Now in giving examples, I am only making potential perspectives explicit.  But just imagine the quality of the discussion that would come if ‘systems leaders’ had a conversation to develop clarity about the purpose of the system(s) they are leading. (although of course someone would be drawing a rough boundary in the first place in order to get those ‘systems leaders’ chosen and in the room).

So here are my examples using a quick ‘snappy systems’ technique – which effectively is about “a system to do WHAT”
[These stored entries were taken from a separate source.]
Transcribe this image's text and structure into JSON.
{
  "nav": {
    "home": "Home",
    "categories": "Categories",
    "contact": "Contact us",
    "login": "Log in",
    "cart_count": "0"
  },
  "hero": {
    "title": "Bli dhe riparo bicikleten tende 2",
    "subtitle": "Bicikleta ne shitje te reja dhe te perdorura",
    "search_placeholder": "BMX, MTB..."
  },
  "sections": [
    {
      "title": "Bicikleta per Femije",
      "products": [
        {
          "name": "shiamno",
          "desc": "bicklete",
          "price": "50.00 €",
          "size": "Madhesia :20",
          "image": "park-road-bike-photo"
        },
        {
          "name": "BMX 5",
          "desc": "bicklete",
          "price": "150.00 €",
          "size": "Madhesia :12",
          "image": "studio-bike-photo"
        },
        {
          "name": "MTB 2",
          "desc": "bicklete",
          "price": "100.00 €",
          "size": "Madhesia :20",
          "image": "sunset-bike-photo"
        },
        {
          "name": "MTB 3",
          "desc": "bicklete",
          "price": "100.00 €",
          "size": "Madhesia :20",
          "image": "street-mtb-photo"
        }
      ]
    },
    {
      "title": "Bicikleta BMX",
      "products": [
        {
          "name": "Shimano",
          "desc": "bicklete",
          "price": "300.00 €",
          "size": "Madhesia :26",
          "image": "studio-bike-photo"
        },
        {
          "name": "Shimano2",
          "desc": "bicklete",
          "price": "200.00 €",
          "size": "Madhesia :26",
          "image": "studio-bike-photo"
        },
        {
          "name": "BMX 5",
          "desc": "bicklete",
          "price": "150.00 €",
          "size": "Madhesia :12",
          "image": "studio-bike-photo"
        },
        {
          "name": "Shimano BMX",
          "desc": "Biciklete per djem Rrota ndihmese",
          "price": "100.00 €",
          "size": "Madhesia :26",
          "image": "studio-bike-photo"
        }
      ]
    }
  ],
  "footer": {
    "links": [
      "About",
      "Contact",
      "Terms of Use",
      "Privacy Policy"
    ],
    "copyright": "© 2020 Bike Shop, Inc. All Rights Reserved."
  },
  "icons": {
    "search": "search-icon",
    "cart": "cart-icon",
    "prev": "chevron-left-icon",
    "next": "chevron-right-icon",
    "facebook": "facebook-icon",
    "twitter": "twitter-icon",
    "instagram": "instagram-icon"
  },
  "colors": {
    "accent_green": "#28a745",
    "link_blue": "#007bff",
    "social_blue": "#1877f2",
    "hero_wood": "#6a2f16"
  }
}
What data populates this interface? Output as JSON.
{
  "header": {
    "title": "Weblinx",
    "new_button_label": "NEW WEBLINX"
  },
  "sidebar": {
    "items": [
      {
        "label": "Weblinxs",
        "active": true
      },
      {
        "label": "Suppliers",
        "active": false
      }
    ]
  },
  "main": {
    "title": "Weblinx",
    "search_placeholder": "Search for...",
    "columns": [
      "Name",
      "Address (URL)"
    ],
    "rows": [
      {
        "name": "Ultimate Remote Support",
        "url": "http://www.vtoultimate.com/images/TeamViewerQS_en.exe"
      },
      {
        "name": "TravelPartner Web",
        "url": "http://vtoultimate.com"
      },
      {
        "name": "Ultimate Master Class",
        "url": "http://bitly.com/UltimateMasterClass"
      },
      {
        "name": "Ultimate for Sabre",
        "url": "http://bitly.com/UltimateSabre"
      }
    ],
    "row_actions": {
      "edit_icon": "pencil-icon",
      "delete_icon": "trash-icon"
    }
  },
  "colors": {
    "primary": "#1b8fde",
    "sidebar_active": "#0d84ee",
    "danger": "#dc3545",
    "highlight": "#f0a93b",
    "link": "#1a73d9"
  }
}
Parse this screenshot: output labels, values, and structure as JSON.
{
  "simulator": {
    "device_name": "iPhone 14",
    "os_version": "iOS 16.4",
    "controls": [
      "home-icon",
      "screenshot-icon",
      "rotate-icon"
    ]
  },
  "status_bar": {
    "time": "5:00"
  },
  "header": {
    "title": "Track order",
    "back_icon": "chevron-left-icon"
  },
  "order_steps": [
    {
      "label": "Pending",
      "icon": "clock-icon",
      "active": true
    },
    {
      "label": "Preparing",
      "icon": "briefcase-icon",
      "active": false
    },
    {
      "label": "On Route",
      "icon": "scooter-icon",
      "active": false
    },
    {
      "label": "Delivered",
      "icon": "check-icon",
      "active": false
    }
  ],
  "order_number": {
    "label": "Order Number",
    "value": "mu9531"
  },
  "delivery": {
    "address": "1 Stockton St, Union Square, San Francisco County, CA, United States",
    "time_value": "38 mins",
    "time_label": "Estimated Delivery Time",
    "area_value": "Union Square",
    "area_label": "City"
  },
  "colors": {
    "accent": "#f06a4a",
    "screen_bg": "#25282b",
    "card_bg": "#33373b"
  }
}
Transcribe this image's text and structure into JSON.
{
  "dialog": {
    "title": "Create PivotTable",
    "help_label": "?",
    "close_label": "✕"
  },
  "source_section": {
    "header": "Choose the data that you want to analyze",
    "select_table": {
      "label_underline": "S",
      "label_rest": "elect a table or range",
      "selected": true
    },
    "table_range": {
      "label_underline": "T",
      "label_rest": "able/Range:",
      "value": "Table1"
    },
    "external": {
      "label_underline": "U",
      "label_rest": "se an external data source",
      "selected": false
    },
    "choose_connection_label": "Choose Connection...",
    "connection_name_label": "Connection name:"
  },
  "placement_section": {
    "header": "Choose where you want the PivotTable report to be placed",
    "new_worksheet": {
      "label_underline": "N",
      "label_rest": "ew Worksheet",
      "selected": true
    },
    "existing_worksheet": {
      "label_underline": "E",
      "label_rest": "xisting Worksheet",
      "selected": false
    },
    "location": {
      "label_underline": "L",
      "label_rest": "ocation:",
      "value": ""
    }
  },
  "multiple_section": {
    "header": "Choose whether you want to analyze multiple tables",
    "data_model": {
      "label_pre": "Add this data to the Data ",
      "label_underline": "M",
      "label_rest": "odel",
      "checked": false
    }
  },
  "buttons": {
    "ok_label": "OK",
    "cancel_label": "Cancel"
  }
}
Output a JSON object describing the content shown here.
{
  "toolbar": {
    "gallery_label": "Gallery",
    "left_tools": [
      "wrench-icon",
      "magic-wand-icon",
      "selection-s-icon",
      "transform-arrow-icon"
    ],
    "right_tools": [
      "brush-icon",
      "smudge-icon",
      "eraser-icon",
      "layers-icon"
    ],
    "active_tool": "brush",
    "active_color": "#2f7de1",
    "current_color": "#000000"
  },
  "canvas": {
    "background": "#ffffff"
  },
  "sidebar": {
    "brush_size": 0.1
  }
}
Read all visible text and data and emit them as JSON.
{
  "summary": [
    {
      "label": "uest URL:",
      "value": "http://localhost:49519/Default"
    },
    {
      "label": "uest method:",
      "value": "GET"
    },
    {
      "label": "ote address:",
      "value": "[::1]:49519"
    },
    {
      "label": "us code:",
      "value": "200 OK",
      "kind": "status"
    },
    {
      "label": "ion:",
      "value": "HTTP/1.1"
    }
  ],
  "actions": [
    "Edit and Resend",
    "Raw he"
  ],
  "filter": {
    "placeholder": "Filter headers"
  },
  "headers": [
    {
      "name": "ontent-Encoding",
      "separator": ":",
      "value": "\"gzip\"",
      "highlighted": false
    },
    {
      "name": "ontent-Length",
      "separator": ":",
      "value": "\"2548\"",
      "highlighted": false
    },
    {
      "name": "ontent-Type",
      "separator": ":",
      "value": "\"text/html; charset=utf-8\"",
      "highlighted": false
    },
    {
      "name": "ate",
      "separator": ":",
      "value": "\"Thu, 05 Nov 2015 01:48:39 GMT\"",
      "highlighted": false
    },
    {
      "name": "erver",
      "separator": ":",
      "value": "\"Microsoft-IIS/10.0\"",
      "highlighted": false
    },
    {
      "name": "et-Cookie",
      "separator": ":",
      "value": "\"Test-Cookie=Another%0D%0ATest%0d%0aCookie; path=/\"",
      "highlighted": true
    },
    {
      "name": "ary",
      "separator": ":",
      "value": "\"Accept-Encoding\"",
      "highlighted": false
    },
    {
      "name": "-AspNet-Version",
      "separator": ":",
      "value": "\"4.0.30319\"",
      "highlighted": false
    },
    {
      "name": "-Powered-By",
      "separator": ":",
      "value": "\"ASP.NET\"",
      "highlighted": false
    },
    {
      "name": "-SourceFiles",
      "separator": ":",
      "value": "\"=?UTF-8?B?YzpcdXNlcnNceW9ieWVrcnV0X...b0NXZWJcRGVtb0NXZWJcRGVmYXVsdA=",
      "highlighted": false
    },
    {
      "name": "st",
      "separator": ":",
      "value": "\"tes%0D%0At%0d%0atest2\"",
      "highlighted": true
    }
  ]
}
  • a system to improve wellbeing and health of people in xxx area
  • a system to prevent further deterioration or complications of people who have had a stroke in xxxx area
  • a system to improve the quality of life of people who have had a stroke in xxx area
  • a system to ensure children in xxx area develop well
  • a system to reduce A&E presentations at xxx hospital
  • a system to control tobacco in xxx area
  • a system to reduce prevalence of risky levels of drinking alcohol in xxx area
  • a system to reduce cost pressures on the NHS in xxxx area

These snappy systems can be built on.  One way of doing this is expanding it to also think about HOW something will be achieved and also WHY.  An example could be

a system to ensure children in xxx area develop well

by means of integrated family based and education services

in order to contribute to a healthier, happier population in xxx area

Critical system heuristics takes a little longer so I won’t expand it here.  But importantly it can be used in two ‘modes’ – the system as IS currently perspectived to be and the system as it OUGHT to be (in a normative sense).  Articulating the OUGHT gives a vision and a sense of direction, comparing IS with OUGHT helps you consider what you need to do.

I am currently co-authoring material on systems for health and the use of critical system heuristics with Dr Martin Reynolds of the Open University.  I’ll get to explore it more during this work and maybe blog again.